As múmias de Delémont provavelmente vieram da região de Arequipa, no atual sudoeste do Peru, com base na cerâmica entre os bens funerários. Ambos foram enterrados de bruços, o que é incomum para múmias das terras altas da América do Sul. Dados de radiocarbono mostraram que o homem morreu entre 902 e 994 d.C., e a mulher, entre 1224 e 1282 d.C. Eles usavam tecidos de algodão e pelos de lhamas ou alpacas, bem como vizcachas, roedores relacionados às chinchilas. O estado da aorta e das grandes artérias mostrava que o homem sofria de arteriosclerose calcificante em vida.

O “homem de Delémont” (direita) e a “mulher de Delémont” (esquerda) – visão geral das duas múmias em seu repositório. Crédito: A. M. Begerock, R. Loynes, O. K. Peschel, J. Verano, R. Bianucci, I. Martinez Armijo, M. González, A. G. Nerlich

Vítimas de homicídio

Os resultados mostram que ambas as múmias masculinas morreram no local por violência intencional extrema. Os autores reconstruíram que a múmia de Marburg havia morrido porque “um agressor atingiu a vítima com força total na cabeça e [um] segundo agressor esfaqueou a vítima (que ainda estava de pé ou ajoelhada) nas costas. Alternativamente, o mesmo ou outro agressor que estava do lado direito da vítima atingiu a cabeça e depois virou-se para as costas da vítima e a esfaqueou”.

Da mesma forma, a múmia masculina de Delémont mostrou “trauma maciço contra a coluna cervical que representa a causa mais provável da morte. O deslocamento significativo dos dois corpos vertebrais cervicais é letal e pode ter levado à morte imediata”.

Tomografia computadorizada 3D do crânio da múmia masculina de Délémont. (ad): características de trauma craniano perimortem no lado esquerdo do crânio com uma grande lesão perfurante na região temporal esquerda (seta) e uma fratura que atinge o crânio. (d) mostra a fratura do zigoma do lado esquerdo (setas). Crédito: A. M. Begerock, R. Loynes, O. K. Peschel, J. Verano, R. Bianucci, I. Martinez Armijo, M. González, A. G. Nerlich

Apenas a múmia feminina havia morrido de causas naturais. Ela também mostrou danos extensos no esqueleto, mas isso ocorreu após a morte, provavelmente durante o enterro e não de propósito.
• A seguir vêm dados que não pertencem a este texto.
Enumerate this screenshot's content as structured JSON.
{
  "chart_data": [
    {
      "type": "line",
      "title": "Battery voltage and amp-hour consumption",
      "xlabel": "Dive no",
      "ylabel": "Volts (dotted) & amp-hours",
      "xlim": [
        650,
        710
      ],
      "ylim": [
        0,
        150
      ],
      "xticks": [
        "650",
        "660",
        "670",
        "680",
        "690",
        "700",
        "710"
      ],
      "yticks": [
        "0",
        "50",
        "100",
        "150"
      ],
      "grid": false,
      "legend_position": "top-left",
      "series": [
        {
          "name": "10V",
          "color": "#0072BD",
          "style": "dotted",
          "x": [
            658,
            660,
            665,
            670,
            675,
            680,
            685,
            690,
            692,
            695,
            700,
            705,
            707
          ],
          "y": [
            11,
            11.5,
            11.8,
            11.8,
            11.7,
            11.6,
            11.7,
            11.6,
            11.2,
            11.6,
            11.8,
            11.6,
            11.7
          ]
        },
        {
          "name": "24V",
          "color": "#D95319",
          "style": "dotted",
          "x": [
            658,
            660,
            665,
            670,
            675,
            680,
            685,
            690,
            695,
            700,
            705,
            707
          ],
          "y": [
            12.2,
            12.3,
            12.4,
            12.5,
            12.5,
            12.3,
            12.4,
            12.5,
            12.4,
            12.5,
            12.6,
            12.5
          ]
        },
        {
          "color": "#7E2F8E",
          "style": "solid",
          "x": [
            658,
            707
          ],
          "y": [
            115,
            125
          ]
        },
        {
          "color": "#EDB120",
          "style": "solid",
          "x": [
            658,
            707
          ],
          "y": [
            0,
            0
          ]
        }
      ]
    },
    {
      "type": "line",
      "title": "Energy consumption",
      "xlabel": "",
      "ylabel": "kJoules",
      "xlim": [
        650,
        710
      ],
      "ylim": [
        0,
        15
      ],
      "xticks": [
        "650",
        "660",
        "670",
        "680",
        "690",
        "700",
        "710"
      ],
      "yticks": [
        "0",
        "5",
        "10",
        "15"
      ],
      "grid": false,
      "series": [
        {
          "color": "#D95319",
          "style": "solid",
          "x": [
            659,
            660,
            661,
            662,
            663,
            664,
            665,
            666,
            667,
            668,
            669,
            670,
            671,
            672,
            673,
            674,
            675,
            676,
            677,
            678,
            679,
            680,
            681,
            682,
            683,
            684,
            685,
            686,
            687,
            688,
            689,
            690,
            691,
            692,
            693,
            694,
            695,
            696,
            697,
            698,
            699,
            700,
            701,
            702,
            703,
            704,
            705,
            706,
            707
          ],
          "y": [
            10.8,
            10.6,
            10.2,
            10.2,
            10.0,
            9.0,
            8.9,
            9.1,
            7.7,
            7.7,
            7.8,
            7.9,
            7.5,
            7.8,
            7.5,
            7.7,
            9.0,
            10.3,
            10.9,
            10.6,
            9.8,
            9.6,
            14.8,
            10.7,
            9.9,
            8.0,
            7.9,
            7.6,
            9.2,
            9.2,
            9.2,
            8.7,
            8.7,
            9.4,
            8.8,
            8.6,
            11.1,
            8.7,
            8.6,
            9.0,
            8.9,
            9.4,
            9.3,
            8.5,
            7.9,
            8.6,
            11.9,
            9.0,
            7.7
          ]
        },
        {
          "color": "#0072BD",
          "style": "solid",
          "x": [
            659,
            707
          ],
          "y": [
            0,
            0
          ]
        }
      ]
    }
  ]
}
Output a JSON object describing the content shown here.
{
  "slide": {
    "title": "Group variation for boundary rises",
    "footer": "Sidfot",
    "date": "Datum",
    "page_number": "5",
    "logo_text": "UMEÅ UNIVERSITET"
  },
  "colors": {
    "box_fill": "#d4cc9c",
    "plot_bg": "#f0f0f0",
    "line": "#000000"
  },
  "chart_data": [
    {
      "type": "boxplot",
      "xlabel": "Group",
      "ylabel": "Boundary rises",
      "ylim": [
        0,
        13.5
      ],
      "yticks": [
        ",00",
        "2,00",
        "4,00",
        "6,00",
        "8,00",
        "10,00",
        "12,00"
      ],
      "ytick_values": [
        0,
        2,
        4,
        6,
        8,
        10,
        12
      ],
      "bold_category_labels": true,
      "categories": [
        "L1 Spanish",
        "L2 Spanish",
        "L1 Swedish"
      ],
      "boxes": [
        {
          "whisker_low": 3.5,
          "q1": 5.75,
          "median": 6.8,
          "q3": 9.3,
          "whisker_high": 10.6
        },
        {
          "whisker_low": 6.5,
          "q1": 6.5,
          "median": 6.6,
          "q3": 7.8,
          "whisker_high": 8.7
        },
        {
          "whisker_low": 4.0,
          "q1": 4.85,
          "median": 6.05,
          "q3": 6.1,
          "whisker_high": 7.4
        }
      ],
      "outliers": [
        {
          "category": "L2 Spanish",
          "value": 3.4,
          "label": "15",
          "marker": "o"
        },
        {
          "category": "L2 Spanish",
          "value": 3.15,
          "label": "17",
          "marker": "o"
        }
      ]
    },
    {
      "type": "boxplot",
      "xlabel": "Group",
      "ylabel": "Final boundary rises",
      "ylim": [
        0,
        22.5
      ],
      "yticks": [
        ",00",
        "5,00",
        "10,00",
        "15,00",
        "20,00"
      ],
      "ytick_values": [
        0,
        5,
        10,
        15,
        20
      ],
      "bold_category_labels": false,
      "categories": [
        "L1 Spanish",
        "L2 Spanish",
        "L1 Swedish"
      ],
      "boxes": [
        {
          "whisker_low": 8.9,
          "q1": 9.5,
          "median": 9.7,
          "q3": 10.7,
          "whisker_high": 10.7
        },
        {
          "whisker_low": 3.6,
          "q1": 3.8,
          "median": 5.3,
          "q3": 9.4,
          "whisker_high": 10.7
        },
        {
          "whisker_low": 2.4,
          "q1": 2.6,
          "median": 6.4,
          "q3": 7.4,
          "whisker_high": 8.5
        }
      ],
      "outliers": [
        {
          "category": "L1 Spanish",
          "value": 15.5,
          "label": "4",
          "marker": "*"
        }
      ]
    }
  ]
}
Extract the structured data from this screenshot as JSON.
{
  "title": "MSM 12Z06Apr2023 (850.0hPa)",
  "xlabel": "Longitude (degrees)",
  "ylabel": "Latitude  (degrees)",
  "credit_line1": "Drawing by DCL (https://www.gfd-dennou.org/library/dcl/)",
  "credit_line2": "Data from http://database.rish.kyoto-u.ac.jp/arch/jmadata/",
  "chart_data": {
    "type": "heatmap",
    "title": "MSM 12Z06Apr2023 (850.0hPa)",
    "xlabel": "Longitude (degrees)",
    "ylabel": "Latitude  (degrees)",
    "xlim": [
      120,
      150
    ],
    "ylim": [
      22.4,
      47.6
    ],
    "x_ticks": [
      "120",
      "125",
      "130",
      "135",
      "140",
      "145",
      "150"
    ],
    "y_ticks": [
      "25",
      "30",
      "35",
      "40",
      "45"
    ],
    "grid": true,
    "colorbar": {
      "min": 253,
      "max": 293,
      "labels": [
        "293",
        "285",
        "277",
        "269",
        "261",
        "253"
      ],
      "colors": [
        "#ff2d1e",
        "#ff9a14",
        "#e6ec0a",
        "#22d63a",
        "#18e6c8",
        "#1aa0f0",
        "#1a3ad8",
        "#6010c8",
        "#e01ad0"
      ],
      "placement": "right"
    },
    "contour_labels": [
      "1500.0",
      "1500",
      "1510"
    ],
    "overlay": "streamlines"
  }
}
“A disponibilidade de tomografias computadorizadas modernas com a oportunidade de reconstruções em 3D oferece uma visão única de corpos que de outra forma não seriam detectados. Estudos anteriores teriam destruído a múmia, enquanto raios X ou tomografias computadorizadas mais antigas sem funções de reconstrução tridimensional não poderiam ter detectado as principais características de diagnóstico que encontramos aqui”, disse Nerlich. “É importante ressaltar que o estudo de material mumificado humano pode revelar uma taxa muito maior de trauma, especialmente trauma intencional, do que o estudo de esqueletos. Existem dezenas de múmias sul-americanas que podem se beneficiar de uma investigação semelhante à que fizemos aqui.”